One of the seven original seven astronauts, Glenn is said to be one of the major reasons why more and more students opted for math and science. Glenn is also credited for opening up the space for everyone in the United States. Glenn made his landmark orbital mission in February 1962 and subsequently served as a U.S. senator from Ohio. After retiring from politics, Glenn made his second spaceflight in 1998 as part of the STS-95 crew flying space shuttle Discovery.
“We’re building the bridge to history with these missions,” said Vernon Thorp, ULA’s program manager for Commercial Missions. “Every mission is fantastic and every mission is unique. At the end of the day every one of these missions is critical.”
The resupply mission was originally slated for a March 19 launch, but during a prelaunch testing March 10 United Launch Alliance (ULA) discovered a booster hydraulic issue at the pad because of which the launch has been delayed and will not happen until March 21. The additional two days will allow the launch team to replace a component and continue with launch preparations.
The spacecraft will carry 7,600 pounds of cargo to the station and will be lifted into space atop a United Launch Alliance Atlas V rocket.

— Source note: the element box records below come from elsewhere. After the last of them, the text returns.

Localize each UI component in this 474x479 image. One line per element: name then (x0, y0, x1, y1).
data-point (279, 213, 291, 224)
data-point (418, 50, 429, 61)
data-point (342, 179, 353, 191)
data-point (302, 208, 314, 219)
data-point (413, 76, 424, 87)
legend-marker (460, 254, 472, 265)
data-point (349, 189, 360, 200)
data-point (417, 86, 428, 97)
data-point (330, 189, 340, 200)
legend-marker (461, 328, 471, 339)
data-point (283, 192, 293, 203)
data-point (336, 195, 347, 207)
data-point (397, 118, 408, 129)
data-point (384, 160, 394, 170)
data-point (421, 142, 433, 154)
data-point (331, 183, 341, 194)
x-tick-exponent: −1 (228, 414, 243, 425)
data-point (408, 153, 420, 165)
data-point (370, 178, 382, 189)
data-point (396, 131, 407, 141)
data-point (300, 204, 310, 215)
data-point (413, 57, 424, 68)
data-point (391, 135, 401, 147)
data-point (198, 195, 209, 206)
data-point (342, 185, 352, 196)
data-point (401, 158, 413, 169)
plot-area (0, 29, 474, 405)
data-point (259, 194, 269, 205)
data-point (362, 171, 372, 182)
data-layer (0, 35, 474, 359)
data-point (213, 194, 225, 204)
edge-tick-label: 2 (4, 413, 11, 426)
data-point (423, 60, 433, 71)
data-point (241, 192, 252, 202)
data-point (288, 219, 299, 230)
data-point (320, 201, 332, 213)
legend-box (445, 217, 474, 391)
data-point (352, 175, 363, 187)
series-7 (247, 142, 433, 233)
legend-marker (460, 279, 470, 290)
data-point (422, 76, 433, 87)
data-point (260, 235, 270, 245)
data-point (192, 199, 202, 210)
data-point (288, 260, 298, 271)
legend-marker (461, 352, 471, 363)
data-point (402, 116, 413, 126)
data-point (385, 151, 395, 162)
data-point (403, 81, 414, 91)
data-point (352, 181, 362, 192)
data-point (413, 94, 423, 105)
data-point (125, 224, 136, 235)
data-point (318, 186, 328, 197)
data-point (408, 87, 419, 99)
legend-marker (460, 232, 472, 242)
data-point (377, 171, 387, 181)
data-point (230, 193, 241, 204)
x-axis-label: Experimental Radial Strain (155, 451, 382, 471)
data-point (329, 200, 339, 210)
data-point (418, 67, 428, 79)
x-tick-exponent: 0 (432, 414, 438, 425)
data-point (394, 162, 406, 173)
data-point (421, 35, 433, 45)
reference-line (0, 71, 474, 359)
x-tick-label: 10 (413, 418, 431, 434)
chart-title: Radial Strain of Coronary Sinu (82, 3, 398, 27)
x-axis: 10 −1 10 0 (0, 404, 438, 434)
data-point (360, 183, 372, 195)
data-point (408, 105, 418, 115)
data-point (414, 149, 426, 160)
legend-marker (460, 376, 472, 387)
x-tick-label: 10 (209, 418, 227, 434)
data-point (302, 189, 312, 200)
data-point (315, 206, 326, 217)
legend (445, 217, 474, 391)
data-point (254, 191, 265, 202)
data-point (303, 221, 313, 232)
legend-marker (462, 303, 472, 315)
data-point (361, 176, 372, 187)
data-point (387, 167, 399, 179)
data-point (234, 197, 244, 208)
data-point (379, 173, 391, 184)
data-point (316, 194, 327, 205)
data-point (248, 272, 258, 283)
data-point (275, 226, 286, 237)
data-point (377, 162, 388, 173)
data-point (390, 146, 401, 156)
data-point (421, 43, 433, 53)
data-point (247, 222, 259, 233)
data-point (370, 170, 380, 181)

The spacecraft, powered by its own set of solar arrays, will remain connected to the station until June. During that time, astronauts will unload the Cygnus, including research dedicated to range of fields such as astronomy, biology, crystal growth and technology development. The spacecraft also will carry an advanced plant habitat for growing vegetables in orbit.
Later, astronauts will pack it with trash, unneeded equipment and spent experiments. After detaching from the station, a final experiment will be conducted to test how fire burns in space before Cygnus plunges into the atmosphere and burns up over the Pacific Ocean.